Donc, du point de vue de la jouissance, la différence entre la perversion et l’hystérie n’est pas
essentielle. Dans la perversion, la substitution joue en direct, elle se montre en plein et elle est
consciente : le sujet sait ce qu’il recherche, l’action qu’il lui faut, l’objet dont il a besoin pour
jouir.

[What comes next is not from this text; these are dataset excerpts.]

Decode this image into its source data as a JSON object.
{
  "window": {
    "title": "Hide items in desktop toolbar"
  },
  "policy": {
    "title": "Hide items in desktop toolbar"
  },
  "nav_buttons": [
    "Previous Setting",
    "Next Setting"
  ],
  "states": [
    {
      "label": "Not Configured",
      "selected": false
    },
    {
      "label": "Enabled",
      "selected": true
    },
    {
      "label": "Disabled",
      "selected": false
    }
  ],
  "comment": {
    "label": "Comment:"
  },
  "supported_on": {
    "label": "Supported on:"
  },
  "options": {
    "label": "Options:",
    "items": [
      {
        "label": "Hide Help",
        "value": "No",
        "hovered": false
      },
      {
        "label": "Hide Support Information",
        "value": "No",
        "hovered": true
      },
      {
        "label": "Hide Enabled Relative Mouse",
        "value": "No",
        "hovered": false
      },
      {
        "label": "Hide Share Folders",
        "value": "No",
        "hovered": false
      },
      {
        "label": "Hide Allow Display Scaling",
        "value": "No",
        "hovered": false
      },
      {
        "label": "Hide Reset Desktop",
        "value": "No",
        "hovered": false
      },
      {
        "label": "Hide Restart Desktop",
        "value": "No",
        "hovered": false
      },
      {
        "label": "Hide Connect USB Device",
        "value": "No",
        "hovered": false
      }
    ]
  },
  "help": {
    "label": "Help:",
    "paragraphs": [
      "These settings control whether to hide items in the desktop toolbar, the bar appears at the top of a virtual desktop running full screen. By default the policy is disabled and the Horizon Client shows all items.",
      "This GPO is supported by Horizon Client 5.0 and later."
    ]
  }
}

Alors que dans l’hystérie, pour retrouver la fonction de signification sexuelle, il faut en
passer par le détour de l’interprétation du symptôme : c’est inconscient. Mais, à cette différence
près du conscient et de l’inconscient, nous avons, dans les deux cas, affaire à la jouissance
substitutive.
Cette conception, cette conception de la substitution de jouissance, de la jouissance substitutive,
anime toute la théorie freudienne de l’évolution de la libido. Quand il met en valeur les zones
érogènes, les objets correspondants, l’objet oral ou l’objet anal, les zones érogènes avec le plaisir
d’organe qu’elles comportent, qu’elles permettent, lorsqu’il détaille les pulsions partielles, c’est
toujours dans le cadre de la jouissance substitutive.
L’évolution de la libido témoigne quil faut en passer d’abord par la jouissance substitutive avant
d’arriver à celle qui ne le serait plus. Alors, c’est quoi ?
Il y a, chez Freud, un étalon de la substitution. Il y a, chez Freud, une référence originaire de la
jouissance. Mais, manque de bol, si je puis dire, c’est une référence tardive dans ce qu’il appelle
l’évolution de la libido. Sa référence, la référence par rapport à laquelle il mesure les
substitutions, c’est la sexualité dans sa fonction reproductive, c’est la sexualité procréative, le
coït ordinaire, si je puis dire (rires) – ah ! vous riez parce qu’évidemment vous considérez que le
coït est toujours extraordinaire (rires), ce n’est pas faux – c’est-à-dire, sa référence c’est la
sexualité en tant qu’elle obéit au programme biologique. Et c’est par rapport à cela qu’il ne voit,
dans l’histoire de la libido, que jouissance substitutive. Si on lit Freud convenablement on
s’aperçoit que la jouissance est toujours substitutive – sauf lorsqu’elle se conforme au
programme biologique.
Freud est conduit à supposer, dans l’évolution de la libido, un tournant, comme il s’exprime,
toutes les pulsions partielles viennent se subordonner au primat des organes génitaux, viennent se
soumettre à la fonction de la procréation. Les pulsions partielles arrêtent de gambader, de cueillir
la succion, le regard – comme l’a ajouté Lacan – la voix, et elles se concentrent sur la sexualité
procréative.
Autrement dit – comment le dire plus simplement que ça ? – pour Freud, le rapport sexuel existe.